September 22, 2013 | 9:03 am
Posted by Rabbi John Rosove
Paul Krugman and Marty Kaplan did not talk to each other last week nor coordinate their op-ed pieces in different newspapers, but they well could have.
Marty writes in “The Most Depressing Brain Finding Ever” (The Los Angeles Jewish Journal, and The Huffington Post, September 16) that recent studies show partisanship undermining reasoning skills:
“…say goodnight to the dream that education, journalism, scientific evidence, media literacy or reason can provide the tools and information that people need in order to make good decisions. It turns out that in the public realm, a lack of information isn’t the real problem. The hurdle is how our minds work, no matter how smart we think we are. We want to believe we’re rational, but reason turns out to be the ex post facto way we rationalize what our emotions already want to believe.”
http://www.jewishjournal.com/marty_kaplan/article/most_depressing_brain_finding_ever or http://www.huffingtonpost.com/marty-kaplan/most-depressing-brain-fin_b_3932273.html
Krugman picks up where Marty left off (“The Crazy Party” - New York Times op-ed, September 19):
"Republicans are coming off an election in which they failed to retake the presidency despite a weak economy, failed to retake the Senate even though far more Democratic than Republican seats were at risk, and held the House only through a combination of gerrymandering and the vagaries of districting. Democrats actually won the popular ballot for the House by 1.4 million votes. This [i.e.
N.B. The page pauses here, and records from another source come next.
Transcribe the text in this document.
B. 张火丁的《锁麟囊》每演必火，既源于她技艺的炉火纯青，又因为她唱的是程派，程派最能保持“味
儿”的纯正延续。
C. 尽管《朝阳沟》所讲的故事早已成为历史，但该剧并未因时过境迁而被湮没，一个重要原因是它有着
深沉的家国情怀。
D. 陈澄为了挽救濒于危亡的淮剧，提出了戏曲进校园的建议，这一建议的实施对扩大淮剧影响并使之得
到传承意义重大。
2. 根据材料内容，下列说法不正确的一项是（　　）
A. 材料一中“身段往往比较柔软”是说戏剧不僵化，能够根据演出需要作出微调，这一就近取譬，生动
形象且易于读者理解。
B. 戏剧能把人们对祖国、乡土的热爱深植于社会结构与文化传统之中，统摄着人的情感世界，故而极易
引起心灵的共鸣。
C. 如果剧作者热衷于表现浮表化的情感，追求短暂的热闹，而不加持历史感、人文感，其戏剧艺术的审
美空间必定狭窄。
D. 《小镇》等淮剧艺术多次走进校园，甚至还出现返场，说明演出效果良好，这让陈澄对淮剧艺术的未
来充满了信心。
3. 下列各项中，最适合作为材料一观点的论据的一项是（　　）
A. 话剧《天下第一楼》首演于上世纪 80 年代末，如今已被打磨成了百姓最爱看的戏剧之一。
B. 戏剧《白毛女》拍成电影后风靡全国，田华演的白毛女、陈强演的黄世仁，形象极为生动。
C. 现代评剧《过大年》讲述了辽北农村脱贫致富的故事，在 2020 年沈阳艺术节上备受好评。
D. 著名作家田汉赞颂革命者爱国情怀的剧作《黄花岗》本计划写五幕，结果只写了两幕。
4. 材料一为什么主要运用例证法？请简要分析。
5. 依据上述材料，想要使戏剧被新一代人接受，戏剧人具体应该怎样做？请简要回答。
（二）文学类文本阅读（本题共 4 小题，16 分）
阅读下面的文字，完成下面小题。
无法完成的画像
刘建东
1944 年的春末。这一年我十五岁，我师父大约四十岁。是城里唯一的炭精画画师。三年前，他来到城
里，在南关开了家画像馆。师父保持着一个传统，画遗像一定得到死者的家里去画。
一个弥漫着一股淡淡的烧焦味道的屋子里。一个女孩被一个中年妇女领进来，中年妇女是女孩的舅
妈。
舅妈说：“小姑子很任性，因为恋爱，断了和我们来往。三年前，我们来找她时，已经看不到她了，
Republicans] is not a party that, by any conceivable standard of legitimacy, has the right to make extreme demands on the president. [My emphasis]"
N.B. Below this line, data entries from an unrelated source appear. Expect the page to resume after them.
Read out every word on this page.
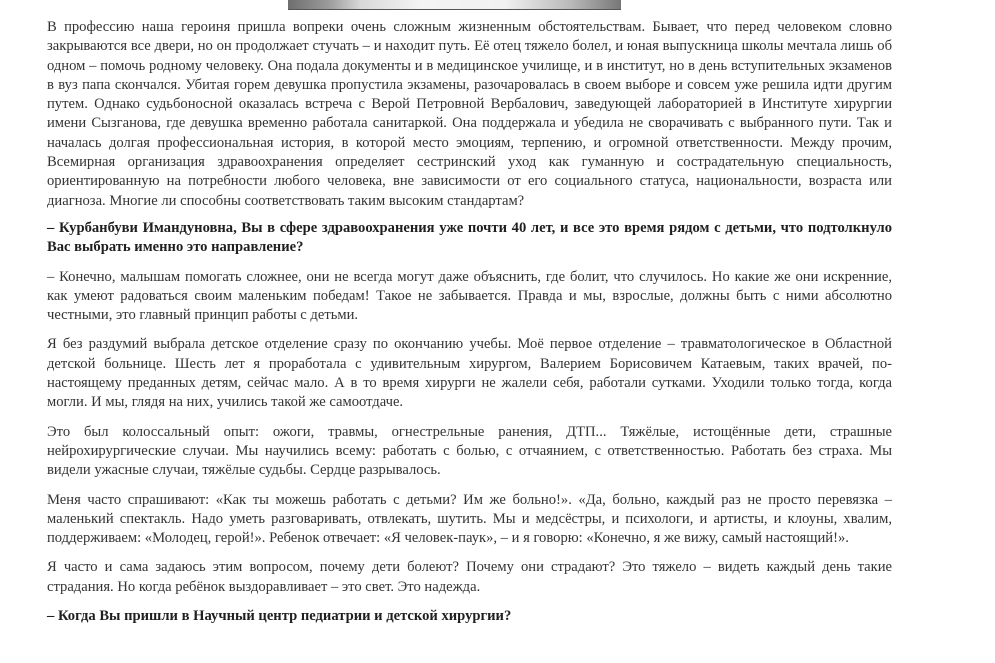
В профессию наша героиня пришла вопреки очень сложным жизненным обстоятельствам. Бывает, что перед человеком словно закрываются все двери, но он продолжает стучать – и находит путь. Её отец тяжело болел, и юная выпускница школы мечтала лишь об одном – помочь родному человеку. Она подала документы и в медицинское училище, и в институт, но в день вступительных экзаменов в вуз папа скончался. Убитая горем девушка пропустила экзамены, разочаровалась в своем выборе и совсем уже решила идти другим путем. Однако судьбоносной оказалась встреча с Верой Петровной Вербалович, заведующей лабораторией в Институте хирургии имени Сызганова, где девушка временно работала санитаркой. Она поддержала и убедила не сворачивать с выбранного пути. Так и началась долгая профессиональная история, в которой место эмоциям, терпению, и огромной ответственности. Между прочим, Всемирная организация здравоохранения определяет сестринский уход как гуманную и сострадательную специальность, ориентированную на потребности любого человека, вне зависимости от его социального статуса, национальности, возраста или диагноза. Многие ли способны соответствовать таким высоким стандартам?

– Курбанбуви Имандуновна, Вы в сфере здравоохранения уже почти 40 лет, и все это время рядом с детьми, что подтолкнуло Вас выбрать именно это направление?

– Конечно, малышам помогать сложнее, они не всегда могут даже объяснить, где болит, что случилось. Но какие же они искренние, как умеют радоваться своим маленьким победам! Такое не забывается. Правда и мы, взрослые, должны быть с ними абсолютно честными, это главный принцип работы с детьми.

Я без раздумий выбрала детское отделение сразу по окончанию учебы. Моё первое отделение – травматологическое в Областной детской больнице. Шесть лет я проработала с удивительным хирургом, Валерием Борисовичем Катаевым, таких врачей, по-настоящему преданных детям, сейчас мало. А в то время хирурги не жалели себя, работали сутками. Уходили только тогда, когда могли. И мы, глядя на них, учились такой же самоотдаче.

Это был колоссальный опыт: ожоги, травмы, огнестрельные ранения, ДТП... Тяжёлые, истощённые дети, страшные нейрохирургические случаи. Мы научились всему: работать с болью, с отчаянием, с ответственностью. Работать без страха. Мы видели ужасные случаи, тяжёлые судьбы. Сердце разрывалось.

Меня часто спрашивают: «Как ты можешь работать с детьми? Им же больно!». «Да, больно, каждый раз не просто перевязка – маленький спектакль. Надо уметь разговаривать, отвлекать, шутить. Мы и медсёстры, и психологи, и артисты, и клоуны, хвалим, поддерживаем: «Молодец, герой!». Ребенок отвечает: «Я человек-паук», – и я говорю: «Конечно, я же вижу, самый настоящий!».

Я часто и сама задаюсь этим вопросом, почему дети болеют? Почему они страдают? Это тяжело – видеть каждый день такие страдания. Но когда ребёнок выздоравливает – это свет. Это надежда.

– Когда Вы пришли в Научный центр педиатрии и детской хирургии?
We now have brain science to explain the bizarre and destructive impulses and positions taken by the Republican Party and their irrational and extremist base vis a vis The Affordable Care Act, the United States budget and the US debt ceiling.
If the researchers are correct, then the more real facts, information and logic that bonafide experts in various fields (e.g. economics, health care, science, climate change, etc.) present, the more convinced will be the extremist ideologues and their followers of whatever nonsense they started out with in the first place, and they will stick to what Stephen Colbert once called "Truthiness!"
I asked Marty what he thought was an effective game plan against the purveyors of such craziness given the Republican Congressional leadership, Fox “News” and Cable right-wing syndicated television and radio, and he said, “We have to fight stories with stories, and not let their bubbameises destroy our dreams!”
Note: Definition of bubbameises – a type of urban legend, or "tale" based in superstition or folklore; filled with unverified claims, exaggerated and/or inaccurate details – i.e. nonsense!